Estas se tendieron hacia él, abriendo unas bocas redondas llenas de
espinas, que denotaban una increíble voracidad. Los peces se mantenían a
saludable distancia de ellas. Desde entonces, Lundy les imitó.
Apenas hacía media hora que andaba, cuando descubrió la carretera.
Era
una carretera perfecta, que avanzaba en línea recta a través de la
arena. Presentaba algunas grietas y resquebrajaduras, y algunas de las
enormes losas que la formaban estaban alzadas o caídas a un lado, pero
en general estaba perfectamente conservada y era evidente que se dirigía
a alguna parte.
Lundy
la miró mientras un escalofrío recorría su espinazo. Había oído hablar
de cosas parecidas. Venus aun era un mundo casi desconocido. Era un
planeta joven, bravío, desconcertante, que daría más de una sorpresa a
los sesudos hombres de ciencia.
Mas
incluso los jóvenes planetas tienen un largo pasado, lleno de leyendas y
mitos. Todo el mundo estaba de acuerdo en que gran parte de la
superficie de Venus que hoy se hallaba sumergida no lo estuvo en otros
tiempos, y viceversa. La bella diosa cambió varias veces de maquillaje
antes de adoptar su semblante definitivo.
Ello
quería decir que, en épocas remotas, aquella carretera cruzó una
llanura bajo un cálido cielo gris perla. Por ella venían probablemente
las caravanas de la costa.

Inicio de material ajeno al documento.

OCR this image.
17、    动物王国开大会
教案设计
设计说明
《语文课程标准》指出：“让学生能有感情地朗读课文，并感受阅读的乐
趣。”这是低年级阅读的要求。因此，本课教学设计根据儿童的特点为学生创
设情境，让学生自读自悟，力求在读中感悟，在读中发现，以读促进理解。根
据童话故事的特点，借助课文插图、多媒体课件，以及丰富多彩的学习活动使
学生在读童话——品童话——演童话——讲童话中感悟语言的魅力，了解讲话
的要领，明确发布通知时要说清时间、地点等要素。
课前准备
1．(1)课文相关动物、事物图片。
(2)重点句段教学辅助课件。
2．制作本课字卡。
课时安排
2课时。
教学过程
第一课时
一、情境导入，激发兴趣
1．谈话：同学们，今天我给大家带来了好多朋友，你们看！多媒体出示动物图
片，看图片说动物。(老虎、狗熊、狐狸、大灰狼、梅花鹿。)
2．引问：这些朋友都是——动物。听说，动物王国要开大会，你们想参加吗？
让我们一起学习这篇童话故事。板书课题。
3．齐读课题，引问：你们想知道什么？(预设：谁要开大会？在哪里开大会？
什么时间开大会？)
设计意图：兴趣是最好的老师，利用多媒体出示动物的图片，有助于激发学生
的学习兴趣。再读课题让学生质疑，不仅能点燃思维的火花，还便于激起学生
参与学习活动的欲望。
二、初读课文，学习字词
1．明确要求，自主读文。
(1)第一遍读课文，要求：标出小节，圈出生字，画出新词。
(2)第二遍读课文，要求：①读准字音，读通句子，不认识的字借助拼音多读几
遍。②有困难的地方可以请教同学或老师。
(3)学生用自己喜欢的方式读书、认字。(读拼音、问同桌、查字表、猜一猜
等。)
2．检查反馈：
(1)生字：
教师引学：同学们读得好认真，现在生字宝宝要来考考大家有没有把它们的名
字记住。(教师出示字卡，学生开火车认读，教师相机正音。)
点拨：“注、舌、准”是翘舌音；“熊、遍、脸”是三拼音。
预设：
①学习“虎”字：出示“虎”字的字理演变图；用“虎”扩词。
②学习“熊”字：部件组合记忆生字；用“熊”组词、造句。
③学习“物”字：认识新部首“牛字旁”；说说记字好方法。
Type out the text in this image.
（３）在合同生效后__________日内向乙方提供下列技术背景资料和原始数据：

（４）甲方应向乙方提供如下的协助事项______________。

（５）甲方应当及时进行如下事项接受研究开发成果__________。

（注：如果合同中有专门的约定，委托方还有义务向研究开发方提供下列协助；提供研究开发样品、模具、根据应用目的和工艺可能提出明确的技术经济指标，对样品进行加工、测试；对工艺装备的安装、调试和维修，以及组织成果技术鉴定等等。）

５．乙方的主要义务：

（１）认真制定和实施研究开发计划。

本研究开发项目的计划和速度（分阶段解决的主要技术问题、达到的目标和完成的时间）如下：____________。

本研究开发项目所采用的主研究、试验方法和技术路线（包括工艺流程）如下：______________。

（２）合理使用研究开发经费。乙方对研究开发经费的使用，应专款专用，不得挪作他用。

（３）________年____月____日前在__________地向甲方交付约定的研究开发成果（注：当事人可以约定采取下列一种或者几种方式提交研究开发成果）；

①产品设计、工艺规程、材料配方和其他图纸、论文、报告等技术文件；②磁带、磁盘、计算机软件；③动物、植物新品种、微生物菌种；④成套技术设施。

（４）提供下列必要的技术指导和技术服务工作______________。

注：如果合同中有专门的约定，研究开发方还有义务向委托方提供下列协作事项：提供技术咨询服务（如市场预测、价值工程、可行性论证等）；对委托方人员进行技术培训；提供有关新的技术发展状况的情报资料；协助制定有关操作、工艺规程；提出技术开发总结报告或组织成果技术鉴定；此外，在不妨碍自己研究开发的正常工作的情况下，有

Aquella carretera debió de ver el tráfico
formado por los fardos de especias y seda de araña, junto con las
ánforas de vakhi procedentes de los cañaverales de Nahali, y las
esclavas de cabellos de plata que venían de las tierras altas donde
moraba el Pueblo de las Nubes, avanzando bajo el calor bochornoso,
apenas resguardadas por los verdes árboles liha, para terminar vendidas
en el mercado.
A la sazón la carretera seguía conduciendo a alguna parte.
Lundy
iba en aquella misma dirección. Era probable que la carretera se
hubiese desviado un poco antes, la cual explicaba que él la hubiese
encontrado. Lundy se pasó la lengua par las labios cubiertos de frío
sudor y empezó a seguirla.
Andaba lenta y cuidadosamente, como el que penetra a solas en la nave de un templo vacío.
Siguió
la carretera durante largo rato. Las algas formaban una espesura a
ambas lados de ella. Parecía atravesar un denso bosque de algas que se
perdía en la distancia por ambos lados, hasta allá donde alcanzaba la
vista de Lundy. Este se alegró de haber encontrado la carretera, ya que
ésta era muy ancha y si se mantenía en el centro las flores no podían
llegar hasta él.
La
luminosidad disminuyó, debido a las algas que cubrían la arena. Fuera
cual fuese la causa de la fosforescencia, aquel apiñamiento de algas la
hacía disminuir notablemente, y pronto estuvo tan obscuro que Lundy tuvo
que encender el proyector de su casco. A las bordes de su haz luminoso
podía ver las frondas de algas moviéndose perezosamente en un lento
vaivén, al compás del mar de fondo.
Las
flores se habían hecho más bellas y de colores más vivos. Pendían como
lámparas en las negras aguas, irradiando una luz que parecía surgir de
ellas mismas. Sus colores eran rojos sombríos y amarillos violentos,
junto con azules pálidos y desvaídos.
Su vista resultaba inquietante para Lundy.
Las
algas cada vez eran más espesas y juntas. Sus raíces asomaban sobre el
borde de las losas de piedra. Las flores abrían sus brillantes bocas
voraces en dirección a Lundy.
Trataban de alcanzarle, sin conseguirlo. De momento.
Él
estaba cansado. El efecto producido por el coñac con bencedrina
empezaba a amortiguarse Cambió la botella de oxígeno por otra. Aquello
le reanimó pero no mucho. Bebió otra sorbo de la mezcla estimulante,
pero tampoco quería abusar de ella para no fatigar a su corazón. Tenía
las piernas entumecidas.
No
había dormido desde hacía muchas horas. Seguir la pista de Farrell no
fue ningún juego de niños, y apoderarse de él –y de aquello– constituyó
una verdadera hazaña, arriesgada y peligrosísima. Hay que tener en
cuenta que Lundy no era más que un ser humano. Por lo tanto era natural
que se hallase cansado. Molido. Deshecho y agotado.
Se
sentó para descansar un rato, apagando la lámpara para ahorrar las
pilas. Las flores le acechaban, brillando en la obscuridad. Él cerró los
ojos pero seguía notando su presencia, como animales de presa,
agazapadas a su alrededor.
Después de un par de minutos se levantó para proseguir la marcha.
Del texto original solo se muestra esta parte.